Silverlight offers you the following features:

•  WPF and XAML: Silverlight includes Windows Presentation Foundation (WPF) technology, which greatly extends the elements in the browser for creating UI. WPF lets you create immersive graphics, animation, media, and other rich client features, extending browser-based UI beyond what is available with HTML alone. Extensible Application Markup Language (XAML) provides a declarative markup syntax for creating WPF elements. See Creating User Interfaces with Silverlight for more information.
•  Extensions to JavaScript: Silverlight provides extensions to the universal browser scripting language that provide powerful control over the browser UI, including the ability to work with WPF elements.
•  Cross-browser, cross-platform support: Silverlight runs the same on all popular browsers (on any platform).

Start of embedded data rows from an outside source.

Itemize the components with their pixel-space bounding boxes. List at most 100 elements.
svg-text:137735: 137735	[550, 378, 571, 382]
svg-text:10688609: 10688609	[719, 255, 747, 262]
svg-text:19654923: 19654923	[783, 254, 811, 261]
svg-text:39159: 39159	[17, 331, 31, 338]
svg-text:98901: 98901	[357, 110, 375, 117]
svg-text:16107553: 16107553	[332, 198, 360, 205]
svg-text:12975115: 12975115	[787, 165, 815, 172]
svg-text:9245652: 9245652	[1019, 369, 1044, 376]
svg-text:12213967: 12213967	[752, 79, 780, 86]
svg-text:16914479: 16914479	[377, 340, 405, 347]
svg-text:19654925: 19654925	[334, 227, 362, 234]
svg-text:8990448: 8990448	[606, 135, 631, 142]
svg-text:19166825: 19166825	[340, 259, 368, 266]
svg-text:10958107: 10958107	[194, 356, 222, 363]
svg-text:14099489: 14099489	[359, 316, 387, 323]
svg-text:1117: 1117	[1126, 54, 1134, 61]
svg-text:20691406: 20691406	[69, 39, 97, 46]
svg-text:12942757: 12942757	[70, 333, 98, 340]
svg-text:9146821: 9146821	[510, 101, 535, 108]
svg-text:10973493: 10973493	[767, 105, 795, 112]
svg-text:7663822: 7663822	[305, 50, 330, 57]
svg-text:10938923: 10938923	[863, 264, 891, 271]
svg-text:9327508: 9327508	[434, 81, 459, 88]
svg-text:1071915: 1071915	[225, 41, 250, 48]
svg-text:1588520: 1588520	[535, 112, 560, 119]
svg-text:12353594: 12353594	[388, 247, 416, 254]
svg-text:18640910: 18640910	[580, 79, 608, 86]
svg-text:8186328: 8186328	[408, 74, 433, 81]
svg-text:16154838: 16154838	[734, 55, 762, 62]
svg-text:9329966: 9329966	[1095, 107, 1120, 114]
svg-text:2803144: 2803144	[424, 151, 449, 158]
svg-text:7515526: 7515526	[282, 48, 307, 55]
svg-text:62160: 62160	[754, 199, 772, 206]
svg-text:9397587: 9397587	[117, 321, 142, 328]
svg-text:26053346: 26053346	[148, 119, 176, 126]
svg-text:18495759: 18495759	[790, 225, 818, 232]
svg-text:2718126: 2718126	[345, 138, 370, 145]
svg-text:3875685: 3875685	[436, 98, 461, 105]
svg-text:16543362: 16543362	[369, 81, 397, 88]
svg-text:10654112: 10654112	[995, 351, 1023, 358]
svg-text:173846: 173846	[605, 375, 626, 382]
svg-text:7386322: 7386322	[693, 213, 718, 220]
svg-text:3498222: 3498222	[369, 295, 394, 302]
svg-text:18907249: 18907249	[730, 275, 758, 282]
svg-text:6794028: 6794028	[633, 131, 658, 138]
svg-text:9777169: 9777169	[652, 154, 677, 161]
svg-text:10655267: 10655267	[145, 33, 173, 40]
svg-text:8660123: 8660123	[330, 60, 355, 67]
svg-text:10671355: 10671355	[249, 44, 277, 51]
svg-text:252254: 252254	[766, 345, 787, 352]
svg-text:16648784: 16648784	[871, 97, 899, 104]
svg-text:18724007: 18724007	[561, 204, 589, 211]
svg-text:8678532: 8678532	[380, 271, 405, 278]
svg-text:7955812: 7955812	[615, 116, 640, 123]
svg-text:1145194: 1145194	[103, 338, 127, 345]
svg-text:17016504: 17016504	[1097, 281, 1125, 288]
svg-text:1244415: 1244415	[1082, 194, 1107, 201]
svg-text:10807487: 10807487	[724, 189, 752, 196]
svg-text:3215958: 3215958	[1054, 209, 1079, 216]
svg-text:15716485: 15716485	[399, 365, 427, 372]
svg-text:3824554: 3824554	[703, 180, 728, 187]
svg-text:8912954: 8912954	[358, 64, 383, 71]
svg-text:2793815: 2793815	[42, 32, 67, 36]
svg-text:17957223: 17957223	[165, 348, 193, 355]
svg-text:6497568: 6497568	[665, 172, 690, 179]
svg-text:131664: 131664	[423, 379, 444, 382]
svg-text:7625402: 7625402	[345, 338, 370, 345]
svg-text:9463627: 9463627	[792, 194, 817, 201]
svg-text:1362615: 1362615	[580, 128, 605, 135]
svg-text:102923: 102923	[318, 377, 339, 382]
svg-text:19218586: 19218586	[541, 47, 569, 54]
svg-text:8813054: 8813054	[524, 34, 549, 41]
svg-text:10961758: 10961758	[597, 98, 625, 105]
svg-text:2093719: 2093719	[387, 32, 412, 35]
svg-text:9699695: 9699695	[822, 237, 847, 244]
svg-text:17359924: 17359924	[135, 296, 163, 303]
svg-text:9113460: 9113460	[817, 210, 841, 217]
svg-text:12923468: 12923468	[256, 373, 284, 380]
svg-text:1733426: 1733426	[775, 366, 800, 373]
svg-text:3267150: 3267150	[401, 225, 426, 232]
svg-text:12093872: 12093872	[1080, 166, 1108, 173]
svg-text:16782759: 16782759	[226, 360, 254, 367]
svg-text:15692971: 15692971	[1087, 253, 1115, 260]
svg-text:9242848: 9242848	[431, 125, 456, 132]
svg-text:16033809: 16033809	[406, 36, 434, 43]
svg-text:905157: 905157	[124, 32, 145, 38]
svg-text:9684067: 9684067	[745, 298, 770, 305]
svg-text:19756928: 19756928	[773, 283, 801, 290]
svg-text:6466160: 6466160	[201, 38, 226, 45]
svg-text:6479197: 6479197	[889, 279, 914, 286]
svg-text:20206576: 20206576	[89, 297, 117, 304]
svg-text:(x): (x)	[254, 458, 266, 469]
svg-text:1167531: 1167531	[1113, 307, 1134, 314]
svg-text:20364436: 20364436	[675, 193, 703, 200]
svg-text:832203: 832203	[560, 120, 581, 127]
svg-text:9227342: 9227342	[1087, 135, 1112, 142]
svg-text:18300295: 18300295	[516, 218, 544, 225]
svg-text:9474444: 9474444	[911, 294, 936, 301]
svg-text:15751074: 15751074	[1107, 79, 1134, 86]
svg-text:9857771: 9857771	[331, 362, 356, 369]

You can design and develop your application without having to worry about which browser or platform your users have.
•  Integration with existing applications: Silverlight integrates seamlessly with your existing JavaScript and ASP.NET AJAX code to complement functionality you have already created.
•  Access to the .NET Framework programming model and to associated tools: You can create Silverlight-based applications using dynamic languages such as managed JScript and IronPython as well as languages such as C# and Visual Basic. You can use development tools such as Visual Studio to create Silverlight-based applications.
•  LINQ: Silverlight includes language-integrated query (LINQ), which enables you to program data access using intuitive native syntax and strongly typed objects in .NET Framework languages.

If you already use ASP.NET, you can integrate Silverlight with the server and client capabilities of ASP.NET that you are familiar with. You can create server-based resources in ASP.NET and use the AJAX capabilities of ASP.NET to interact with server-based resources without interrupting the user.